A cooperative VR action adventure for 2 to 6 players. The city has fallen under the control of the sorcerer Raistlin and his army of creatures. Players train with weapons, fight through narrow streets, defeat enemy hordes, and collect Runes scattered across hand-crafted level sequences. Separation is not an option: cooperation is required to survive. The design challenge: making the same geometry and encounter systems work for groups ranging from 2 to 6, without branching the experience.

End-to-end ownership

On Rune Tales: The Citadel, I was sole game designer and sole level designer in a team of 5. The project is a case of end-to-end ownership: I carried every link in the design chain, from the first line of the pitch to the final polish pass.

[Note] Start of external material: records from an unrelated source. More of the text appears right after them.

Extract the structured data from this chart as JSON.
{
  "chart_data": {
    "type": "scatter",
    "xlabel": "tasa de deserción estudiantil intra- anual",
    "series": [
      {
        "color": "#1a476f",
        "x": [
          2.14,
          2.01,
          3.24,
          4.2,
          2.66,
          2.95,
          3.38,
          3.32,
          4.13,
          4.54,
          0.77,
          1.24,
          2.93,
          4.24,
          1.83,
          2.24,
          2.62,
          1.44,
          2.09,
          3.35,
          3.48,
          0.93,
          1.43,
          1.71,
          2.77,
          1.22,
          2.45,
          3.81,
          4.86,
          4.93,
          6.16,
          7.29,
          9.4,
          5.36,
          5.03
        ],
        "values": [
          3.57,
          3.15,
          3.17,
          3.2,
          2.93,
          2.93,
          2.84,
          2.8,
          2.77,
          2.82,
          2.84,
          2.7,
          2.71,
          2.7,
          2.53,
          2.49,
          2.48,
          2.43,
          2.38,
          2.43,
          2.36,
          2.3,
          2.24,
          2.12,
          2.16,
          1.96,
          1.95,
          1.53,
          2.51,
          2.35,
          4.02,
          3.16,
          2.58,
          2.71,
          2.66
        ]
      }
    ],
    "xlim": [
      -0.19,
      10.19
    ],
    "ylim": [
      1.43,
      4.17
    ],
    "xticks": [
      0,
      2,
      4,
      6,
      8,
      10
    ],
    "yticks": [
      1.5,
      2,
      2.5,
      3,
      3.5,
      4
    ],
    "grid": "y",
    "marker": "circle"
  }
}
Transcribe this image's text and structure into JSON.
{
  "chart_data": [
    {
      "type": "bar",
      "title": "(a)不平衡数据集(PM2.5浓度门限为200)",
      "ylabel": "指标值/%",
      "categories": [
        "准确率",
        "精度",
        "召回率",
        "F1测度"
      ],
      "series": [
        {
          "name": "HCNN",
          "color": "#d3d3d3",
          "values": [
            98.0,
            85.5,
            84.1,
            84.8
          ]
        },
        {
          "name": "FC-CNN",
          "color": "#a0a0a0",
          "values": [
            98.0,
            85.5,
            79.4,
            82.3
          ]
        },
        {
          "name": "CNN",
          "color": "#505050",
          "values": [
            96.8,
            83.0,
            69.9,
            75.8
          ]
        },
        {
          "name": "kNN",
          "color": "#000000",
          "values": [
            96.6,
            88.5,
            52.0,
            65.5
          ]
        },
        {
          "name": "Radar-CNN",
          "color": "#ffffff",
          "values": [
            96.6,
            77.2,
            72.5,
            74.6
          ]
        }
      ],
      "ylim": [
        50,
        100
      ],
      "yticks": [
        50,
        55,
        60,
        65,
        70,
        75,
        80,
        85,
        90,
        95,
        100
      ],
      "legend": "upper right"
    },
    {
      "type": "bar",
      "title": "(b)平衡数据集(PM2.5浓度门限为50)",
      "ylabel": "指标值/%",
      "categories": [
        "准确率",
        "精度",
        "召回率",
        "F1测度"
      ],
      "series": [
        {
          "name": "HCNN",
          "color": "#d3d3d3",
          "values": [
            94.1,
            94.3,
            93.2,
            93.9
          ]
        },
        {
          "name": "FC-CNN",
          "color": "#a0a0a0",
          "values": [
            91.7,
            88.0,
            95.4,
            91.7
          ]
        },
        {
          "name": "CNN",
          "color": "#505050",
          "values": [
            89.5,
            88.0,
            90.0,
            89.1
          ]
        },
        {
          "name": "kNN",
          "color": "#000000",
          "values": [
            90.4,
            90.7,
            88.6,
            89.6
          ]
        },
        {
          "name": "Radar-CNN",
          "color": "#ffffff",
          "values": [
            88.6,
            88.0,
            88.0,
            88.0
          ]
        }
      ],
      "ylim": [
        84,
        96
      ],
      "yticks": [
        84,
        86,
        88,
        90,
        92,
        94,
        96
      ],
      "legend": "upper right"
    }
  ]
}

  • Wrote the initial pitch and full GDD
  • Designed every level on paper, then built and integrated them in-engine
  • Owned environment dressing, encounter balancing, lighting, and final polish pass
  • Contributed beyond design when needed: VFX, integration work, timeline sequencing
Working as sole game and level designer in a 5-person team meant every decision had to be defensible, fast, and shippable. The Citadel became the studio's #2 most played title.
Game design

The game design directive was straightforward to state and hard to execute: a cooperative VR action experience for 2 to 6 players in a 20 to 25 minute arcade session, fully readable without any UI element, in a high fantasy setting designed to anchor a future series.

  • Designed the core gameplay loop: weapons, exploration, combat against enemy hordes, Rune collection
  • Built the Rune progression system as the macro structure for the run
  • Balanced encounter density for variable group sizes (2 to 6 players) without changing the underlying geometry
  • Defined the cooperation pressure point: players cannot separate, the design rewards staying together
  • Established the series template: setting, tone, mechanical grammar, and visual identity carried forward into Rune Tales: Underground
Level design

The level is a hand-crafted adventure with a fixed spatial structure: a precise sequence of environments guiding players through the city without any waypoint or UI marker. Every spatial decision serves both readability and atmosphere.

The only variable element in the run is concentrated on the two horde defense moments embedded in the level. Enemy wave density and duration at each defense point scales with the session time set by the venue operator, not with player count. Everything else is fixed, authored geometry.

  • Designed the full level as a fixed, sequenced layout: no branching, no modular assembly, one authored path
  • Built the two horde defense encounters to scale with session time, the only variable in the level
  • Used lighting direction and architectural cues as the only navigation system: no minimap, no waypoint, no text prompt
Cross-disciplinary contributions

A small team rewards generalists. Beyond design and level design, I contributed hands-on to several adjacent disciplines: VFX setup for combat and Rune interactions, scene integration work alongside engineering, and timeline-based sequencing for the cinematic moments. Not as a substitute for specialists, but to keep production moving when bandwidth was tight.

Legacy

The Citadel became the #2 most played title in the studio catalogue with 559K minutes played.